Diese individuellen, leise summenden und intimen Stimmen und ihre Abbilder sind in ihrer Montage nicht nur ein Versuch, eine Hymne aus dem Gedanken einer Hyperkultur zu entwickeln, die weder einstimmig noch laut gebrüllt wird, sie befragen auch kritisch unser Verständnis von Feierkulturen – der ganzen Installation liegt ja musikalisch ein Zitat der „Ode an die Freude“ zugrunde. Das Summen als primär privater und persönlicher Akt, als zudem bewusst eher Unkünstlerisches und Limitiertes in seinen Entfaltungsmöglichkeiten entzieht sich Zuschreibungen von Nationalität, Geschlecht, Alter und musikalischen Genres. Gleichzeitig – und das macht es so besonders – verweist es auf das Chorische, das aus dem Privaten und Fragilen erwächst und diese „Herkunft“ nicht mehr los wird. Auch wenn viele Menschen summen, entsteht kein Pathos.

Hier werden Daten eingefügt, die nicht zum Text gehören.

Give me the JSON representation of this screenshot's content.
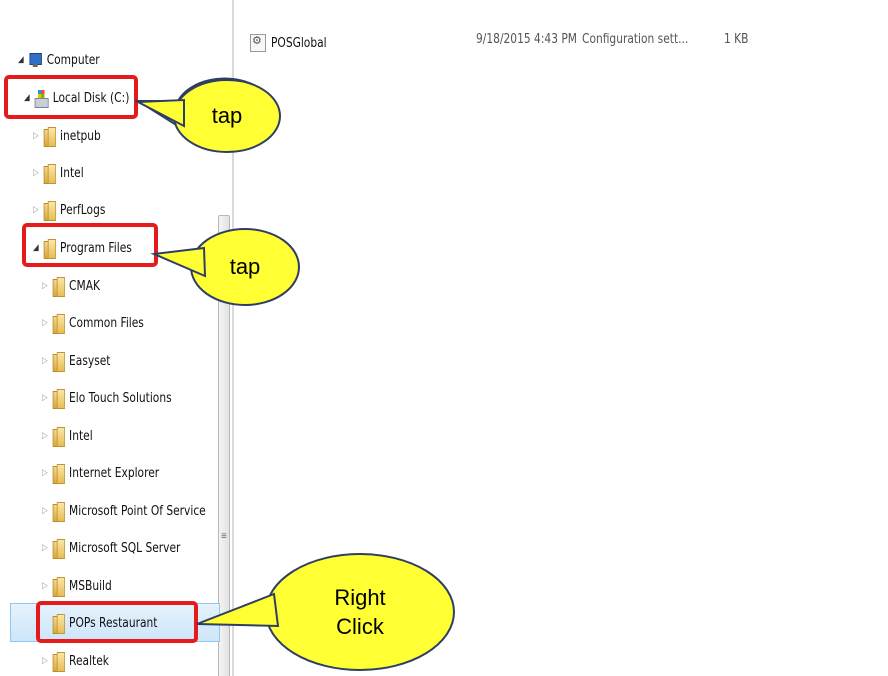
{
  "tree": {
    "computer": "Computer",
    "local_disk": "Local Disk (C:)",
    "items": [
      {
        "label": "inetpub"
      },
      {
        "label": "Intel"
      },
      {
        "label": "PerfLogs"
      }
    ],
    "program_files": "Program Files",
    "program_files_items": [
      {
        "label": "CMAK"
      },
      {
        "label": "Common Files"
      },
      {
        "label": "Easyset"
      },
      {
        "label": "Elo Touch Solutions"
      },
      {
        "label": "Intel"
      },
      {
        "label": "Internet Explorer"
      },
      {
        "label": "Microsoft Point Of Service"
      },
      {
        "label": "Microsoft SQL Server"
      },
      {
        "label": "MSBuild"
      },
      {
        "label": "POPs Restaurant"
      },
      {
        "label": "Realtek"
      }
    ]
  },
  "file": {
    "name": "POSGlobal",
    "date": "9/18/2015 4:43 PM",
    "type": "Configuration sett...",
    "size": "1 KB"
  },
  "callouts": {
    "tap_1": "tap",
    "tap_2": "tap",
    "right_click_line1": "Right",
    "right_click_line2": "Click"
  },
  "colors": {
    "annotation_box": "#e51b1b",
    "bubble_fill": "#ffff33",
    "bubble_stroke": "#2f3f63"
  }
}
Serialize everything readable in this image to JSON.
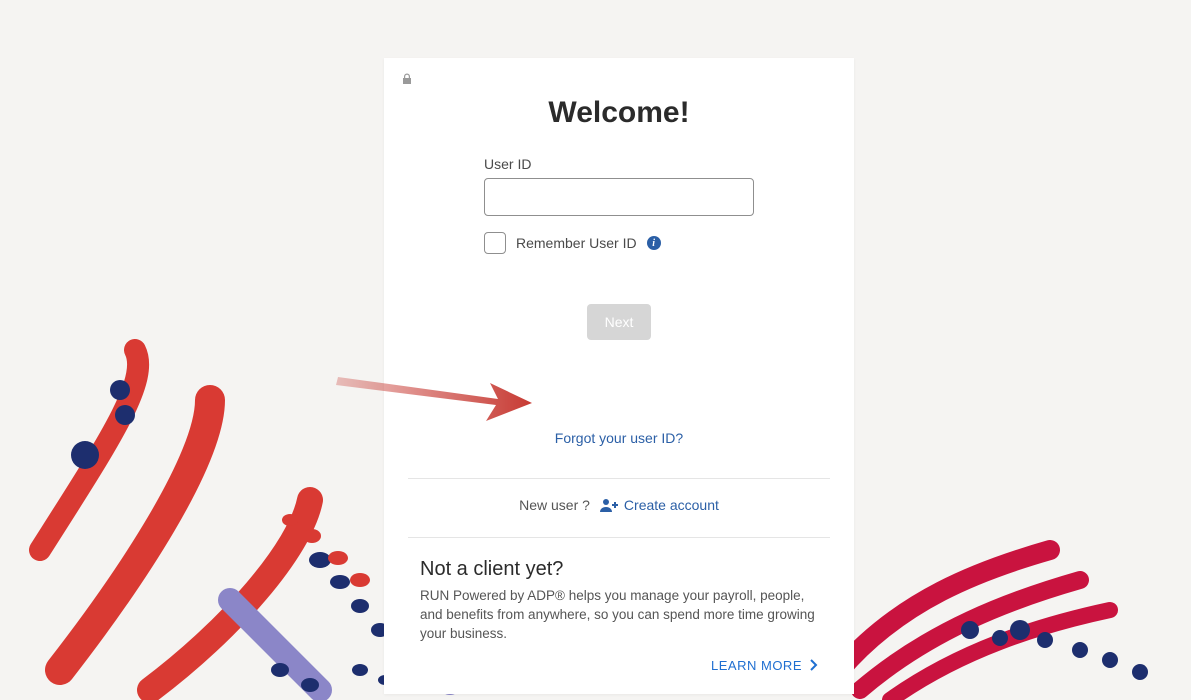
{
  "title": "Welcome!",
  "form": {
    "userid_label": "User ID",
    "userid_value": "",
    "remember_label": "Remember User ID",
    "next_label": "Next"
  },
  "links": {
    "forgot": "Forgot your user ID?",
    "newuser_text": "New user ?",
    "create_account": "Create account",
    "learn_more": "LEARN MORE"
  },
  "promo": {
    "title": "Not a client yet?",
    "body": "RUN Powered by ADP® helps you manage your payroll, people, and benefits from anywhere, so you can spend more time growing your business."
  },
  "icons": {
    "lock": "lock-icon",
    "info": "info-icon",
    "user_plus": "user-plus-icon",
    "chevron_right": "chevron-right-icon"
  },
  "annotation": {
    "highlight_color": "#e815c1",
    "arrow_color": "#c73a33"
  }
}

Lobeck/Muntendorf: Wir haben mit allen Formationen und Sänger*innen eigene Arbeitsprozesse entwickelt, wobei Proben und Recording als Remote-Control-Setting das Projekt essentiell prägten. Während wir mit dem Opernchor in Weimar auf der Bühne probten und aufnahmen, haben wir mit den Sänger*innen und Performer*innen in Asien über Screens und Chatsoftware gearbeitet und alle Audio- und Videoaufnahmen mit Teams vor Ort entwickelt. Zudem hatten wir bereits Ende 2019 einen Open Call gestartet und so Audio- und Videoaufnahmen von Laien und Profis zugeschickt bekommen, die anhand einer vorgegebenen Audio-Partitur und elektronischen Klängen zu Fragmenten von Beethovens Ode gesummt haben.
Diese Prozesse brauchten ganz klar mehr Zeit für Vorbereitung, Absprache, Proben und Planung – aber wir waren völlig erstaunt darüber, wie intensiv sich ein Arbeitsprozess auch über einen kleinen Bildschirm und so große Distanzen gestalten lässt und wie viel Unvorhergesehenes dennoch die Pläne durchkreuzen kann. So sind wir zum Beispiel mit dem Beijing Queer Chorus während einer Probe ungewollt durch die nächtlichen Straßen in Beijing gelaufen, da ein Mitglied des Chores während der Proben über Video-Chat die Handykamera versehentlich nicht ausgeschaltet hatte.
Lobeck/Muntendorf: Wenn in Osaka 10.000 Japaner*innen in einem vom größten Whisky-Hersteller Japans veranstalteten Mega-Event die „Ode an die Freude“ singen, dann scheint in dieser Hymne eine Attraktion zu liegen, die in der japanischen Kultur in dieser Form vielleicht seltener vertreten ist. In zahlreichen Interviews und Dokumentationen zu diesem Event sprechen Dirigent, Sänger*innen und Publikum darüber, wie verbindend und zuversichtlich diese Hymne wirkt, wie befreiend von individuellen Verirrungen und wie berauschend im kollektiven Pathos.
Doch gerade dieses Pathos ist nicht unproblematisch – die Nazis haben die Neunte zu Hitlers Geburtstag gespielt, im Apartheid-Regime in Rhodesien (heute Simbabwe) wurde sie zur Nationalhymne, die Nato hat sie zur Eröffnung des Brüsseler Hauptquartiers ausgewählt. Beethoven hätte heute wahrscheinlich ähnliche Mails wie Neil Young an Trump geschrieben, als dieser „Rockin' in the Free World“ in seinem Wahlkampf benutzte … Vielleicht könnte unsere Idee, Fragmente aus Beethovens Hymne einem summenden Chor zu überlassen, ja wie ein Reset dieser eher problematischen Aneignungen funktionieren.